The researchers found average blood pressure, especially systolic blood pressure, was reduced among both men and women who took part in morning exercise, compared to when they didn’t exercise.

A significant reduction in average systolic blood pressure was also found for women when they combined morning exerciser with frequent breaks from sitting.

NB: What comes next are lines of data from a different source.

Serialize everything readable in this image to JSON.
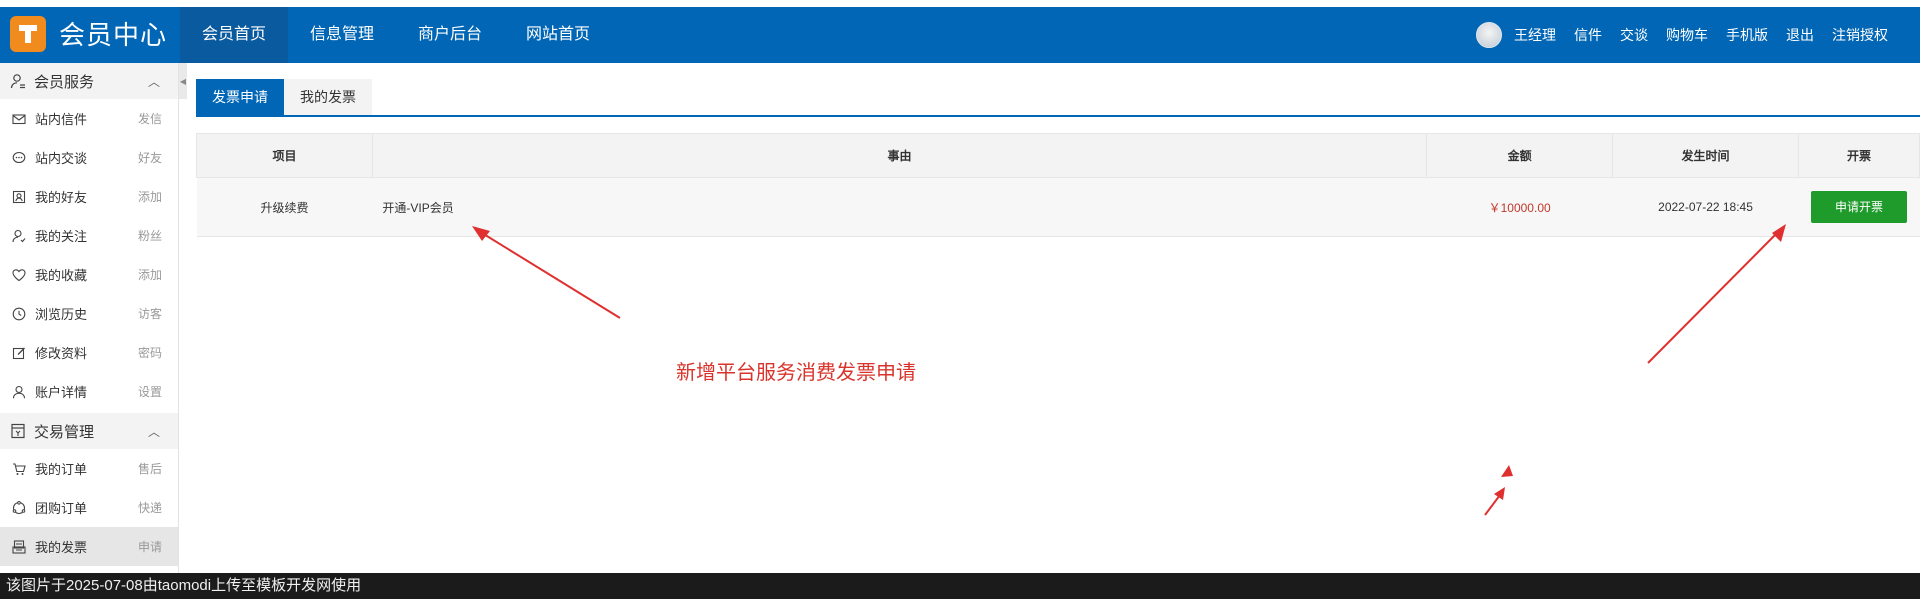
{
  "app": {
    "title": "会员中心",
    "logo_letter": "T"
  },
  "nav": {
    "items": [
      {
        "label": "会员首页",
        "active": true
      },
      {
        "label": "信息管理",
        "active": false
      },
      {
        "label": "商户后台",
        "active": false
      },
      {
        "label": "网站首页",
        "active": false
      }
    ]
  },
  "user_links": {
    "username": "王经理",
    "links": [
      "信件",
      "交谈",
      "购物车",
      "手机版",
      "退出",
      "注销授权"
    ]
  },
  "sidebar": {
    "sections": [
      {
        "title": "会员服务",
        "icon": "user-icon",
        "items": [
          {
            "label": "站内信件",
            "extra": "发信",
            "icon": "mail-icon"
          },
          {
            "label": "站内交谈",
            "extra": "好友",
            "icon": "chat-icon"
          },
          {
            "label": "我的好友",
            "extra": "添加",
            "icon": "contact-card-icon"
          },
          {
            "label": "我的关注",
            "extra": "粉丝",
            "icon": "user-follow-icon"
          },
          {
            "label": "我的收藏",
            "extra": "添加",
            "icon": "heart-icon"
          },
          {
            "label": "浏览历史",
            "extra": "访客",
            "icon": "clock-icon"
          },
          {
            "label": "修改资料",
            "extra": "密码",
            "icon": "edit-icon"
          },
          {
            "label": "账户详情",
            "extra": "设置",
            "icon": "account-icon"
          }
        ]
      },
      {
        "title": "交易管理",
        "icon": "trade-icon",
        "items": [
          {
            "label": "我的订单",
            "extra": "售后",
            "icon": "order-icon"
          },
          {
            "label": "团购订单",
            "extra": "快递",
            "icon": "group-buy-icon"
          },
          {
            "label": "我的发票",
            "extra": "申请",
            "icon": "invoice-icon",
            "active": true
          }
        ]
      }
    ]
  },
  "tabs": [
    {
      "label": "发票申请",
      "active": true
    },
    {
      "label": "我的发票",
      "active": false
    }
  ],
  "table": {
    "headers": [
      "项目",
      "事由",
      "金额",
      "发生时间",
      "开票"
    ],
    "rows": [
      {
        "item": "升级续费",
        "reason": "开通-VIP会员",
        "amount": "￥10000.00",
        "time": "2022-07-22 18:45",
        "action": "申请开票"
      }
    ]
  },
  "annotation": {
    "text": "新增平台服务消费发票申请",
    "color": "#d9342b"
  },
  "footer": {
    "text": "该图片于2025-07-08由taomodi上传至模板开发网使用"
  },
  "colors": {
    "brand_blue": "#0066b5",
    "logo_orange": "#f28b1e",
    "button_green": "#1f9b2b",
    "amount_red": "#c0392b"
  }
}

Wheeler said: “For both men and women, the magnitude of reduction in average systolic blood pressure following exercise and breaks in sitting, approached what might be expected from antihypertensive medication in this population to reduce the risk of death from heart disease and stroke.

“However, this reduction was greater for women.”

The researchers concluded the benefits of exercise on lowering blood pressure can be enhanced by avoiding prolonged periods of sitting and added future studies should specifically test for gender differences in blood pressure with breaks in sitting alone.

Other ways to prevent and reduce high blood pressure

Cutting down on the amount of salt in your food and eating plenty of fruit and vegetables is also advised, alongside limiting alcohol intake, cutting down on caffeine and stopping smoking.